Symbols of the world's religions

 
               

MY BOTTLE WAS CORKED

Rhoda Adi Dubash

 
One afternoon a small group was sitting around Baba when Adi Arjani, another Pakistani, came into the room with his family after having eaten lunch. As was Baba's practice, He asked Adi whether they had eaten well, then asked him what they had for lunch. Among other dishes, Adi mentioned chicken curry. At this time in India, particularly, chicken was not an everyday dish, but something served on special occasions.

"So you had chicken," Baba said. Then asked others what they had eaten, but He didn't comment further.

The next afternoon Baba again asked the Arjanis the same question, and again they had eaten chicken.

"Again?" Baba asked.

And the third afternoon the scene was repeated. Baba asked the Arjanis what they had eaten, and once more, chicken had been a part of the meal.

"Chicken again? Do you like it so much that you have it every day?" Baba asked.

Adi Arjani explained that since they were on vacation, they were having chicken as a special treat.

This discussion of chicken went on for a few more days. Then one day Baba said, "You Pakistanis, you're gluttons. Are you crazy, eating chicken every day?" And he told the Arjanis that they shouldn't eat chicken any more. But that was not the end of it. One by one, Baba asked everyone in the small group sitting in Mandali Hall at that time if they ate chicken, and if they did, He told them to stop. When it was Adi Dubash's turn, Baba said, "No chicken for you." Every time Baba gestured no, He also made a gesture of corking a bottle.

I was sitting with the women, and I was afraid Baba's eyes would be on me next.
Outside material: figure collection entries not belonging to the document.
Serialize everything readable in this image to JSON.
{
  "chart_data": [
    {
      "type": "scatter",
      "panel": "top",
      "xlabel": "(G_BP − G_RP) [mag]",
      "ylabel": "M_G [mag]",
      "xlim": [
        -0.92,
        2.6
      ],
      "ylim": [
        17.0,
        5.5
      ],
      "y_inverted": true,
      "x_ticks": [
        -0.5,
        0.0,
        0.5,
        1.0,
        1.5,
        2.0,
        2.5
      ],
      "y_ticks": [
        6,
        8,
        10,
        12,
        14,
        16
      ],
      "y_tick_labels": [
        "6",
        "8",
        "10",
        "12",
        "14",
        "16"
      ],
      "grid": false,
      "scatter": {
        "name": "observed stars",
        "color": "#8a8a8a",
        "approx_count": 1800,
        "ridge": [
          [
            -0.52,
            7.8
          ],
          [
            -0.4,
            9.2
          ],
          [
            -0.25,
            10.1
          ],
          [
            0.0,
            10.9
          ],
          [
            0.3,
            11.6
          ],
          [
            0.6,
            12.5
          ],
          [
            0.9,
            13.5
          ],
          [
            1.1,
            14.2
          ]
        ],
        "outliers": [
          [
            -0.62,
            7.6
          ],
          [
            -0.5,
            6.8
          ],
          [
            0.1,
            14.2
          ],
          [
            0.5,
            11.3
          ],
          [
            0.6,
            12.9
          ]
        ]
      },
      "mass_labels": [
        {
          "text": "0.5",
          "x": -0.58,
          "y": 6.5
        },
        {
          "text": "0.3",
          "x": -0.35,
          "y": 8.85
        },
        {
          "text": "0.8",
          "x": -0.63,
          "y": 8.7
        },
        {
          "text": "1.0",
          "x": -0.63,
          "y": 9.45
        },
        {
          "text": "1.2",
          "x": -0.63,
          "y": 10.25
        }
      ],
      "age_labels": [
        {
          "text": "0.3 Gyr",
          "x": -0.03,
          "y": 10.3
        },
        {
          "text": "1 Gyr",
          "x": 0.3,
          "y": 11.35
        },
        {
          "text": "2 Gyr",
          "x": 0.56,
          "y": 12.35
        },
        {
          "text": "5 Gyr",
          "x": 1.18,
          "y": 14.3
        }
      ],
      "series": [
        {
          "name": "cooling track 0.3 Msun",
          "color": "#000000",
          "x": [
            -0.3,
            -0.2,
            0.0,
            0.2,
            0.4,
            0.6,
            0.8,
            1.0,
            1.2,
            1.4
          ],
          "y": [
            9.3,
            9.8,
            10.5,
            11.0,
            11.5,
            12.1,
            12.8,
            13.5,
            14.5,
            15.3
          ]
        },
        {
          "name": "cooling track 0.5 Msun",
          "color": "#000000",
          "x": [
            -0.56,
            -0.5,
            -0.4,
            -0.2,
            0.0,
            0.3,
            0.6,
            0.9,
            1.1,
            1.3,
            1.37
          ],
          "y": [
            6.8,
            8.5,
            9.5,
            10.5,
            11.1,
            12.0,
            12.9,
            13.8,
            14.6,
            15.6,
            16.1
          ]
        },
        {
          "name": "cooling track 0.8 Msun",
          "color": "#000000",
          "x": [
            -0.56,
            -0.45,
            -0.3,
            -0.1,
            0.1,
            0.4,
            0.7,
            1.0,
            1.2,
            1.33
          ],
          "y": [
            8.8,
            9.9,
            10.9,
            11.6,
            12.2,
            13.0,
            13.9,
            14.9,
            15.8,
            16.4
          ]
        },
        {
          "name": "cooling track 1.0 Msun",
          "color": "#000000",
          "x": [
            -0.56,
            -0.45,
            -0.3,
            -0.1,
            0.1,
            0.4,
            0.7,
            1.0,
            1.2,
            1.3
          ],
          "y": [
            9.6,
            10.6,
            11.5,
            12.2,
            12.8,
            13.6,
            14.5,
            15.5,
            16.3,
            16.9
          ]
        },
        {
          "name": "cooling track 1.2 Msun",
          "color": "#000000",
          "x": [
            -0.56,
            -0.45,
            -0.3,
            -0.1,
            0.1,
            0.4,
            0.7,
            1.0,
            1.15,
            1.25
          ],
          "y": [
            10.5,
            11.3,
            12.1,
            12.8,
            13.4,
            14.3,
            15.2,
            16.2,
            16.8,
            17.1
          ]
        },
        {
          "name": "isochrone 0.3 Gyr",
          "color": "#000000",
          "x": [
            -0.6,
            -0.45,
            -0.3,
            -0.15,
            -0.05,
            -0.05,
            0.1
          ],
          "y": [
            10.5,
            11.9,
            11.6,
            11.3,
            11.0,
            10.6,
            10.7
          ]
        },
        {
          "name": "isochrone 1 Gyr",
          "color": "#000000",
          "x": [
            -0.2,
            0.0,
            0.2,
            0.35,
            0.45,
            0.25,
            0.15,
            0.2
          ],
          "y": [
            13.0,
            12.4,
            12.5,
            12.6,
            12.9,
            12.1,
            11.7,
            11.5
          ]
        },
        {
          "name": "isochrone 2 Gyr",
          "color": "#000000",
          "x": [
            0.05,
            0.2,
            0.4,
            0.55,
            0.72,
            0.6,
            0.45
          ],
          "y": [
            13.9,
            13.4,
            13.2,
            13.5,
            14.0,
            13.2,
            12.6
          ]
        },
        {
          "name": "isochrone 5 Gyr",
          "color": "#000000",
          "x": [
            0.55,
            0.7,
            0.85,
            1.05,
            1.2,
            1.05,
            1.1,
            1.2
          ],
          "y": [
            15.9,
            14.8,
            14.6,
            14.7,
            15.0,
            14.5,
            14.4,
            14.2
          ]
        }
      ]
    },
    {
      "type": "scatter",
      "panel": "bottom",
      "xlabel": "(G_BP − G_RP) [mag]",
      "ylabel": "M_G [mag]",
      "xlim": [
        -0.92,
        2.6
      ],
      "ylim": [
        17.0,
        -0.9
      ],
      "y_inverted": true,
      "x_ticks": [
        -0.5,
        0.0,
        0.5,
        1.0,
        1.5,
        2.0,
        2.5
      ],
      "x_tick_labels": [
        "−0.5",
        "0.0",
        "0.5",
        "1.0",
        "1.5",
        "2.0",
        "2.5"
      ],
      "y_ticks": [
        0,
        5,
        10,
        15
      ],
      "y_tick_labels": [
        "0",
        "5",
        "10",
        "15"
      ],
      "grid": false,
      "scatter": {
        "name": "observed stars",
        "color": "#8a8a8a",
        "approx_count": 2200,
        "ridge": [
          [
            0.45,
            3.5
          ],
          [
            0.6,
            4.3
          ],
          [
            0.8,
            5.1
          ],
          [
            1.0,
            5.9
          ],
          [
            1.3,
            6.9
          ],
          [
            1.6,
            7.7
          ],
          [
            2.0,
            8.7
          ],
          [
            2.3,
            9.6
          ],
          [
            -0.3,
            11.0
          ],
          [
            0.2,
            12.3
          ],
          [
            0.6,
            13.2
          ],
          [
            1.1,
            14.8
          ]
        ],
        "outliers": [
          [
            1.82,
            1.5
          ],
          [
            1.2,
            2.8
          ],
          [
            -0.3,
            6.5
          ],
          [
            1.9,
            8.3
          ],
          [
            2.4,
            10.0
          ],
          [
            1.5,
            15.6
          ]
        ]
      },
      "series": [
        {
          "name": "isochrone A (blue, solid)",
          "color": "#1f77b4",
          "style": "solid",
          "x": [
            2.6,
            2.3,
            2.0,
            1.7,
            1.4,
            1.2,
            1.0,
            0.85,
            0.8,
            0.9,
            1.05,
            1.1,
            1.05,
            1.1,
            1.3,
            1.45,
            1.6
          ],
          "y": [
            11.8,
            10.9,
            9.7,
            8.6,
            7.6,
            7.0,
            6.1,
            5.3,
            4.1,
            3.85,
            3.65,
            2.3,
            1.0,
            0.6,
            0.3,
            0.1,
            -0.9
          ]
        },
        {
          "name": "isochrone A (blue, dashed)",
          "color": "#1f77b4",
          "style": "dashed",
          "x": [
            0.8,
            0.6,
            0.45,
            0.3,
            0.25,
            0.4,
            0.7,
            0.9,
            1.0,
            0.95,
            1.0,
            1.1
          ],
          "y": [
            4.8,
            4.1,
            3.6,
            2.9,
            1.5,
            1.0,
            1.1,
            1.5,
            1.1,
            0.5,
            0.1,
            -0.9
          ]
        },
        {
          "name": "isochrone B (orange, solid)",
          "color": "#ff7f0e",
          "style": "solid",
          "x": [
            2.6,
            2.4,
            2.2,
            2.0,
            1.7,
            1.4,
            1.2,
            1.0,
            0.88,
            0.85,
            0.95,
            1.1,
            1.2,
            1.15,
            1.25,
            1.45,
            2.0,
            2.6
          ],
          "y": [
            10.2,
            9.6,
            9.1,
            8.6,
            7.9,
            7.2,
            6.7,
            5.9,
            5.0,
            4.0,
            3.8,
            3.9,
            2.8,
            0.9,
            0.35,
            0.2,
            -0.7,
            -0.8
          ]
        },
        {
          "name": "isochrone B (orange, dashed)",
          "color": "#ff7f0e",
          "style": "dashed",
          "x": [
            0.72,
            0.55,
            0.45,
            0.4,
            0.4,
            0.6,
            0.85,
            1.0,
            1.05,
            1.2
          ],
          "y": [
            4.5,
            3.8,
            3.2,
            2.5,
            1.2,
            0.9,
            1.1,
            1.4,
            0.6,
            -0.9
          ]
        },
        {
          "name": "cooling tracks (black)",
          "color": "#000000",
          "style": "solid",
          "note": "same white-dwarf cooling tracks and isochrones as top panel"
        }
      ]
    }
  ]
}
I was most relieved when He changed the subject to something else, as I loved chicken and knew I would be very sorry if I couldn't have it. But after some time, He turned to me and asked, "Is it all right" — He knew how I loved chicken, and He asked the question with such compassion — "if you also don't eat chicken?" The Beloved always knows what is going on in our hearts and minds.

"It's all right, Baba," I said.

"Good. Then I would like you not to eat chicken." Now my bottle was corked, too. Merwan was now the only one in the room who had not been given this order. Baba asked us if he ate chicken, and we told Him that Merwan ate it only on special occasions.

"All right, never mind," Baba said, and the conversation turned to something else. Merwan thought he had been spared. But in a few minutes Baba again turned to us and asked if it would be all right if Merwan didn't eat chicken either. Of course, we agreed, but then Baba Himself said, "Never mind, he's only a child." This time Merwan was certain that he wouldn't be given the order. But in a few minutes, Baba once again told us it would be best if Merwan didn't eat chicken. So that was the end of chicken for all of us.

Since that time I have not intentionally eaten chicken. In the beginning we blundered a few times, but no chicken means no chicken. Once someone served us soup, and we ate it without thinking. Afterwards, when dinner arrived, it was chicken pillao, and I instantly became suspicious and asked the hostess what was in the soup. She knew that we had Baba's order not to eat chicken.

"Oh, Rhoda," she said with concern, "that soup had chicken in it." Then, with great compassion in her voice, she asked, "What now?"

I said, "Nothing you or I can do now — I've already eaten it. But it's all right." And silently I asked Baba's forgiveness for breaking the order.

Another time someone offered us sandwiches, but the moment I put that first morsel in my mouth, I realized what it was. Without swallowing I asked what was in the sandwich. When the answer came, I went outside and took it out of my mouth. Perhaps three or four times I have inadvertently broken Baba's simple order, but I have never done so knowingly.

Now Adi and I have become veterans where chicken is concerned. Most of our friends know about our order not to eat it, and they tell us before the food is put on the table. But even a simple thing like this teaches us to be alert and also to remember Baba.